Altogether, the development of fluoroscopy- and frame-DRLs requires a registry of radiation doses that should not only rely on a sufficiently large patient collective but also differentiate between the complexity of different types of procedures to provide an informative basis for the miscellaneous radiation risks for specific interventions as well as various anatomic regions [10, 21, 35].

Conclusion

Two thirds of total DAP applied during nonvascular IR procedures were due to frame acquisition, and only one third was attributable to fluoroscopy.
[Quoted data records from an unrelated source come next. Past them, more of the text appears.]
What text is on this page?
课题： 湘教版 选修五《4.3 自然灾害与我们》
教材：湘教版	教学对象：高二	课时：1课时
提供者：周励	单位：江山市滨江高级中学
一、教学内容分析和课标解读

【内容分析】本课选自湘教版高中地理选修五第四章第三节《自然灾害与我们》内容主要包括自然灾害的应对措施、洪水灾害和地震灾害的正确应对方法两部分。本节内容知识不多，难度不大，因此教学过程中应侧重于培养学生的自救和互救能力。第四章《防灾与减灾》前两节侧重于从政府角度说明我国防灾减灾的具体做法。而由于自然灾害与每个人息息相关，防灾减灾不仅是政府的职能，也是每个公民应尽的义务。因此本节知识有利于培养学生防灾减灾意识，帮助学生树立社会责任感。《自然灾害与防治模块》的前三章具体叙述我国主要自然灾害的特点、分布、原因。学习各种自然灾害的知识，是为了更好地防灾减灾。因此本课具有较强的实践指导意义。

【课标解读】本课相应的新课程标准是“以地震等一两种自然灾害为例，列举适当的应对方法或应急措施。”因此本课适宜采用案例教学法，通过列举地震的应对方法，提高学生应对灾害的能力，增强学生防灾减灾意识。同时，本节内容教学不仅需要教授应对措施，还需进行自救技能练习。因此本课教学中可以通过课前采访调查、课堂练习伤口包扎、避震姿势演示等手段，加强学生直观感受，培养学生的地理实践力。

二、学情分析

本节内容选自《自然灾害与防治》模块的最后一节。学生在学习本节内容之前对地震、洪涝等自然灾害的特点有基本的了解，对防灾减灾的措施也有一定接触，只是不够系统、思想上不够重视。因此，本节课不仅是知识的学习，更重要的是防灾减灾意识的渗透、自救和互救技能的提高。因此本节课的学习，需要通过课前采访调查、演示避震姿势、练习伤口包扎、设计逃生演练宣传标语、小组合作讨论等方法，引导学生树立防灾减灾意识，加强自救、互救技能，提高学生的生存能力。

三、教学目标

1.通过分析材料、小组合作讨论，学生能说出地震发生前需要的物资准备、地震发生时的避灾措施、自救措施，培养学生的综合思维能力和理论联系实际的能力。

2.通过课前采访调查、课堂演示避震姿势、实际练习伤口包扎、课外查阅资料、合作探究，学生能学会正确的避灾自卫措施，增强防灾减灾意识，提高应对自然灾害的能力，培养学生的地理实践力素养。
Therefore, the overall DAP can be considerably decreased by using fluoroscopy-image “grabbing” instead of radiographic frame acquisition for documentation whenever possible. To establish DRLs, there is a need to establish a registry of radiation dose data for the most commonly procedures performed from a sufficiently large number of different hospitals. Nonetheless, DRLs can always only serve as an orientation because DAP is influenced by a variety of factors. Preferably, separate DAPs for fluoroscopy and frame acquisition should be recorded to demask the fraction of radiation applied for documentation purposes only. Analyzing the impact of investigators’ experience on the DAP requires a prospective randomized trial with an additional complexity stratification, which would be inacceptable according to ethical issues.